William Duncan voit sa fille sauvagement assassinée par une bande de criminels sans que la justice ne parvienne à punir les responsables. Refusant l'impunité, il décide de se faire justice lui-même et élimine méthodiquement les membres du gang un par un. Sa quête de vengeance déclenche une guerre ouverte avec le frère de sa première victime, tout aussi déterminé à venger les siens. Le face-à-face entre les deux hommes s'enlise dans une spirale de représailles qui finit par engloutir tout ce à quoi Duncan tenait encore.
Le scénario s'inscrit dans la veine classique du film de vengeance américain, porté par une figure de père endeuillé prêt à transgresser la loi pour obtenir justice. Réalisé par Jared Cohn, habitué des productions d'action à petit budget, le film mise sur un casting mêlant stars établies comme Bruce Willis et Thomas Jane à des interprètes plus jeunes comme Clive Standen dans le rôle principal. Le tournage s'inscrit dans une série de productions similaires réalisées durant cette période par le même réalisateur, avec un tournage resserré et un budget limité.
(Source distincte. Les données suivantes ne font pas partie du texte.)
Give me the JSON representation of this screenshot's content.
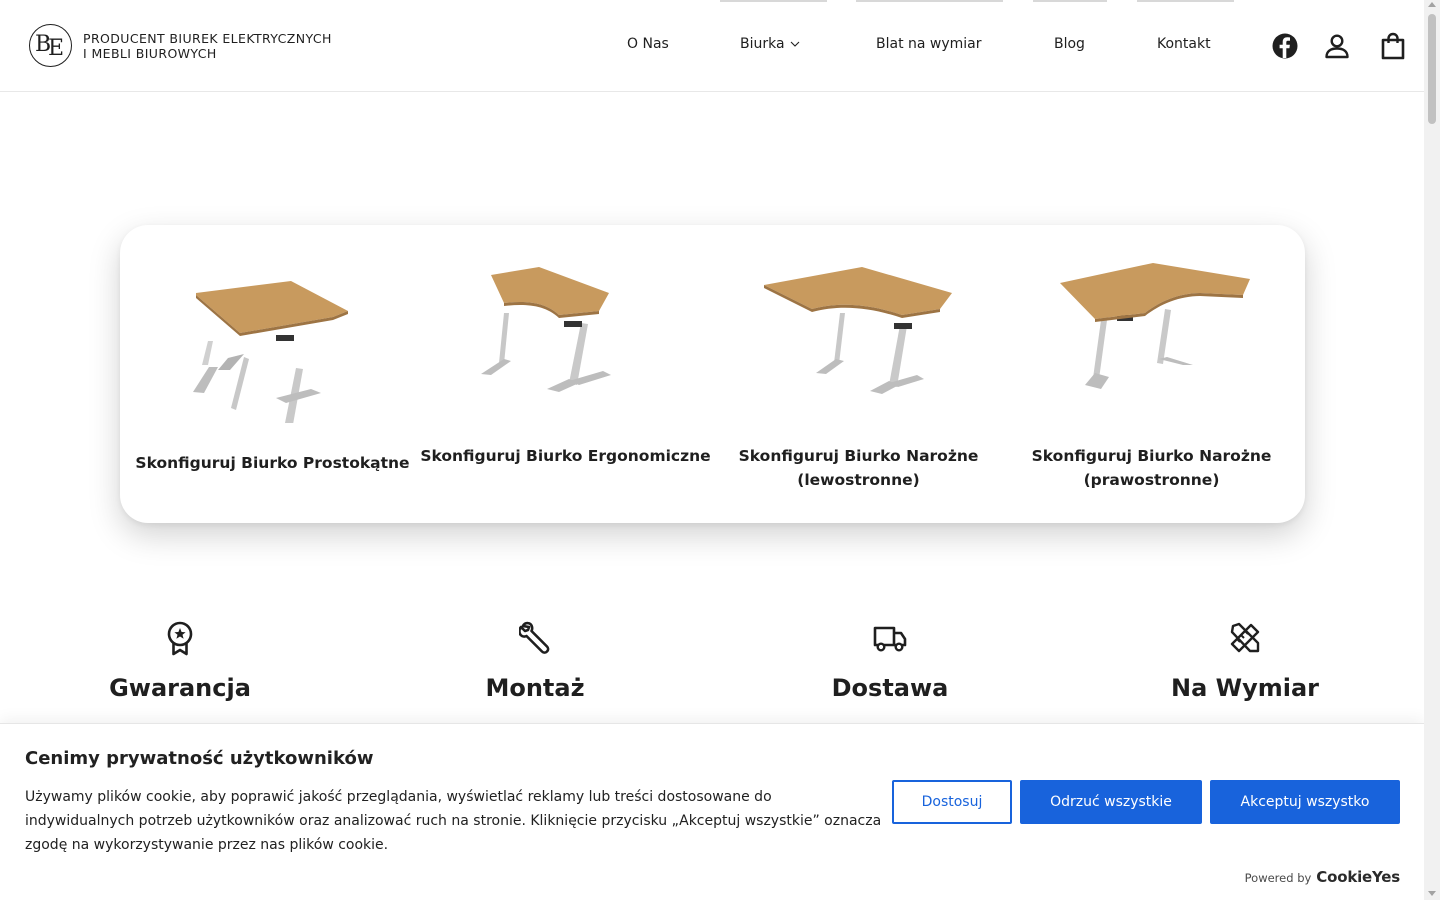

Le film reçoit un accueil critique très tiède, plusieurs observateurs pointant un scénario convenu et une réalisation sans réelle ambition au-delà du strict divertissement d'action. La performance de Bruce Willis, alors en fin de carrière, est généralement perçue comme secondaire, l'acteur n'apparaissant que ponctuellement à l'écran. Le public se montre également peu enthousiaste, le film obtenant des notes basses sur les plateformes spécialisées, la majorité des spectateurs le classant parmi les productions d'action directement destinées au marché de la vidéo à la demande. Le film n'obtient aucune récompense notable et reste un titre confidentiel du catalogue d'action de genre.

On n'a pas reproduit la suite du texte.